Spaced in an arc from stage left to right, the full chorus sounded smooth and extremely well balanced in its big numbers, from the Sondheim to "Jesu, Joy of Man's Desiring," "Epitaph for Moonlight," by Canadian R. Murray Schafer, and "The Promise of Living" from Copland's The Tender Land, with guest pianist Michael Boyd joining Chorale accompanist Jill Roth.

In between came smaller vocal ensembles plus Amy Heritage in the premiere of "Seeing," a work for solo flute written just Tuesday by her husband; a stirring rendition of "Lift up Your Heads" by guest soprano Joyce Rush, with Teresa Blowers, piano, and several eloquent and original works choreographed by Nigel Burgoine of Ballet Theatre of Toledo.

In the latter, while the chorale sang Lucy Simon's beautiful "Come to My Garden" from the opera The Secret Garden, young dancers Madison Riley and Spencer Hack brought to life the tender story of this classic tale by Francis Burnett. And, as cellist James Anderson drew out the notes of Saint-Saens' "The Swan," dancer Kelsey Carpenter provided a delicate and touching evocation of the music.

The second half moved from "Freedom is Coming," a rousing South African song, to Shostakovich duets performed by violinists Cecilia Johnson, Dana Clare Mader, and Alice Neff Peterson with Jill Roth, to a marvelous gospel number by full chorale: "Worthy to be Praised."
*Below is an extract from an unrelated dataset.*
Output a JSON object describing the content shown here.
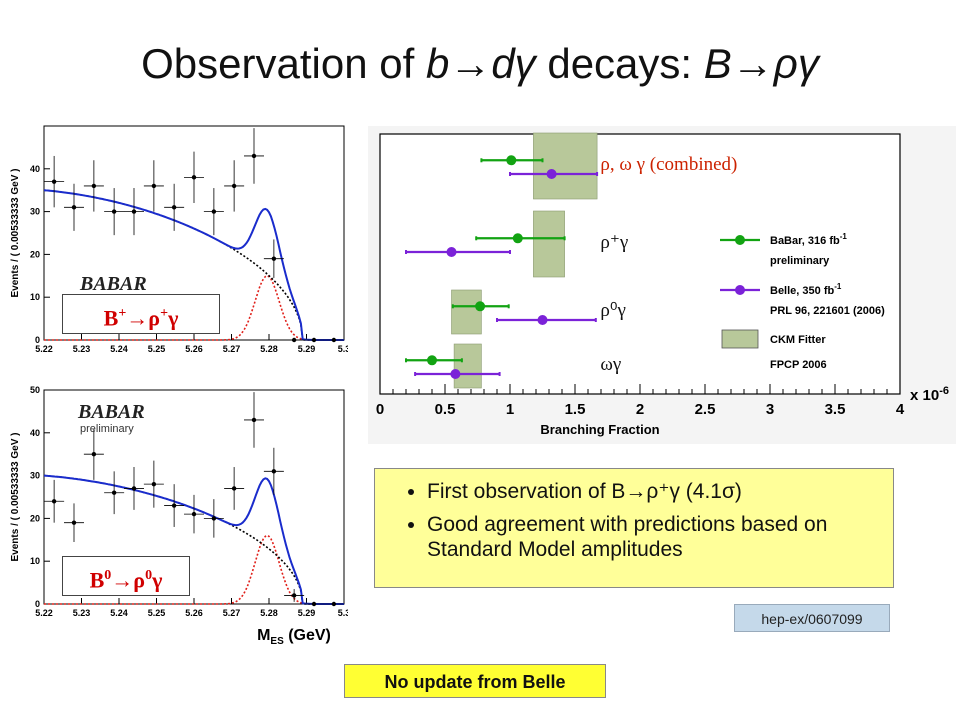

More stylish dancing by Mallory Pettee, Hannah Robinett, and Sarah Squillante energized Joplin's rag "The Easy Winners," and an intense performance by dancer Kalina Hillard of Bizet's "Habanera" added flamenco fire to music performed by Johnson, Mader, Peteren, Anderson, and Heritage. Steven Tozer Wipfli and David Wright were dynamic in "I Can See It" from The Fantasticks.

Finally, the finale: three sections from Orff's "Carmina Burana" summoned the spirit of the entire evening with percussionists Rob Donaldson, Jon Floering, and Jonatha Ovalle, Roth and Boyd, and dancers Carpenter, Hillard, Pettee, Robinette, Squillante, and Emma Wolfe in a splendid evocation of all that's wonderful about fine music, excellent dance, and brilliant staging. Well done!